Wednesday, April 2, 2014


Guest post by Rob
Posted July 5, 2015

First full day in Paris, it was time to go out and explore. So while everyone else was sleeping, I got up for a run, if by "a run" you mean sort of jogging toward the Seine then wandering a bit to have a look around. And that is exactly how I mean it.

Which reminds me of a joke.

Pierre: Jacques! A man just jumped off the Pont Neuf!
Jacques: What? He must be in Seine.

Back to my wandering.

Since Paris was totally unfamiliar at this point, I was just having a look around, but if I saw something that looked interesting, I took a snapshot. Which is why I took this picture of a government building. Actually, given that there are so many government buildings in Paris, it's a good bet that most of my pictures fit that category. 

Fans of Sex in the City will recognize this bridge from an episode where the Sarah Jessica Parker character (I've never actually seen the show) and her partner attached a lock to a bridge, then throw the key in the river. What? That's in Seine! Apparently the lock on a bridge is a thing. Which is why there are thousands of them on the Pont des Arts:

If you can ignore the fact that the extra weight is causing damage to the bridge (which, conveniently, I can) it's a pretty cool site to see. A close up:

And from the bridge I ran over to the Louvre which wasn't open yet. So there were no tourists. The courtyards were peacefully empty.

Two hours from now the pyramid will be surrounded by thousands of people holding their fingers just right so they look like they're pressing the pyramid down. But for now, it's really quiet.

Our apartment was just two blocks from the Louvre, so we walked through this courtyard and the gardens beyond them dozens of times over the next month.

I went back to get a few of my traveling companions and we went exploring. This is the Palais Garnier, also know as the home of the Phantom of the Opera.

We wandered down the Seine to Notre Dame. It's hard to see from the photo, but there's a pretty good line of people waiting to get in. We were excited to join them.

A historical aside... Notre Dame wasn't always a popular destination. During the French Revolution it was occupied by revolutionaries and rededicated to the Cult of Reason. The statues of the Kings of Israel, who stand on the Western Facade, were beheaded because the revolutionaries confused them with the Kings of France. They replaced the Virgin Mary with Lady Liberty. Fun crowd, those revolutionaries.

Napoleon was coronated here in a staged ceremony where he ripped the crown from the hands of the Pope and placed it on his own head, symbolizing that the people (or at least the emperor) had taken the power away from the church.

Then the cathedral fell into disrepair and was used as a warehouse. 

The stained glass is impressive (not as impressive as Saint Chapelle) but worth seeing.

The Gothic architecture is impressive. But in the early 1800s, it had fallen out of fashion. Many of Paris' gothic buildings were being torn down and the stones used for more modern buildings. Victor Hugo thought the Gothic buildings were worth saving, so he wrote The Hunchback of Notre Dame to draw attention to this architectural treasure.

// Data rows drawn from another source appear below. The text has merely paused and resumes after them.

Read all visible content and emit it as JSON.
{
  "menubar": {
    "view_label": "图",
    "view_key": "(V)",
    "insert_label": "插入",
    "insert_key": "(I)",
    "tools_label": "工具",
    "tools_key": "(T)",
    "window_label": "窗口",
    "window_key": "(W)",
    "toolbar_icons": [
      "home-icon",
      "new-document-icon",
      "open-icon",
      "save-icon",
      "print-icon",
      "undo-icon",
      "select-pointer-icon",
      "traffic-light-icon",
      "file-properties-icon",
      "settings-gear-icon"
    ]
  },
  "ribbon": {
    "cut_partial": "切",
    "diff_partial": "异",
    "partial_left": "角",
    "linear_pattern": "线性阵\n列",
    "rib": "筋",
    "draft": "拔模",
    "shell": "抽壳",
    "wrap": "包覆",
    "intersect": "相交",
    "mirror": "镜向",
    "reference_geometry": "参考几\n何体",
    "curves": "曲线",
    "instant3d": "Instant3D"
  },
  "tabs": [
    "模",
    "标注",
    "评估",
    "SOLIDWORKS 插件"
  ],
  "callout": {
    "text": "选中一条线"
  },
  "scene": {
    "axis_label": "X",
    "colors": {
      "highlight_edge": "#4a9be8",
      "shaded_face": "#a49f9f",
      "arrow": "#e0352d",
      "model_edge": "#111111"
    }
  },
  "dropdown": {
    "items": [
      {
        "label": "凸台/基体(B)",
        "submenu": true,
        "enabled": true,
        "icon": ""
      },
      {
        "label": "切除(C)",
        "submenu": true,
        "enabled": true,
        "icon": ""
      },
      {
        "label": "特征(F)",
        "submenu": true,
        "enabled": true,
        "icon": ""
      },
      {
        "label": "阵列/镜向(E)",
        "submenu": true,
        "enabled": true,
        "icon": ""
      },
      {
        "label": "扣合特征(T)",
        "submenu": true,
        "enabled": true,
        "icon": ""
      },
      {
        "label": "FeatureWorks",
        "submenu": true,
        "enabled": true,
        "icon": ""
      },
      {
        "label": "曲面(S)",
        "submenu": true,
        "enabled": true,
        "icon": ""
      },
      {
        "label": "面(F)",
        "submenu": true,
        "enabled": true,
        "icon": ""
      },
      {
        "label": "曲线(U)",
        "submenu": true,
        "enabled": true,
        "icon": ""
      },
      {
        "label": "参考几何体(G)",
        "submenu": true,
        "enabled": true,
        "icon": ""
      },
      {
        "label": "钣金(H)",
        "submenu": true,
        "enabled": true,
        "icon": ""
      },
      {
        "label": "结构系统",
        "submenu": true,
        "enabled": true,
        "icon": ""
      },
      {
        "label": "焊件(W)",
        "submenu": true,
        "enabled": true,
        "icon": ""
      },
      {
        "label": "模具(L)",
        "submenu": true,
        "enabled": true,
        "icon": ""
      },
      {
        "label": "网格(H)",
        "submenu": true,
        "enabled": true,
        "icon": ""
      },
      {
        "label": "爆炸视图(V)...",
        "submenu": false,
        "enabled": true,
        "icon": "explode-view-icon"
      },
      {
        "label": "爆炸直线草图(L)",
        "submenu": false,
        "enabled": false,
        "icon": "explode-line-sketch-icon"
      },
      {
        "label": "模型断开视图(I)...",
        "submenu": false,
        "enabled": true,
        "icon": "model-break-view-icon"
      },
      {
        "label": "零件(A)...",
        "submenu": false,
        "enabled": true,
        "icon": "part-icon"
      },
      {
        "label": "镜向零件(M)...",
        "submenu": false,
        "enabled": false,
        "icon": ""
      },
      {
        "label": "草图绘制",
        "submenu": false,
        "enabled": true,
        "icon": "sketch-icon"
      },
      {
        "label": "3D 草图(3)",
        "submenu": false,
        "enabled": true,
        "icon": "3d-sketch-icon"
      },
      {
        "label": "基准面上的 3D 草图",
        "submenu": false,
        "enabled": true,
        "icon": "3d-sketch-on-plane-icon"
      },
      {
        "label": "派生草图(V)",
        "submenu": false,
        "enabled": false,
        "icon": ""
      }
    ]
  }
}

It worked and the cathedral is the most popular building in Paris today.

From an alter piece, Doubting Thomas gets a reason to doubt no more. Love the other apostles watching the scene from the windows of surrounding building, which seems to be a pretty good example of artistic license.

On the western facade. John the Baptist, apparently resurrected but still without his head.

In the court yard in front of the cathedral is this statue of Charlemagne.

Around Paris, the Metropolitan (metro) signs come in several different styles. I took to collecting a few of them.

On our way back, we passed the Hotel de Ville (Paris City Hall) where Robespierre was arrested. It later burned and was rebuilt.

Our apartment was in an awesome location. As I mentioned, just a couple of block from the Louvre and just down the street from the Opera, smack dab in the middle of Paris's Japan town. This is the sushi bar on the floor below us. The French do a lot of foods right, but the sushi in the states is far superior. They kick our butts at bread and pastries, but they can't touch our 007 and Playboy rolls.

Last, the view from one of our windows, looking down Rue St. Anne.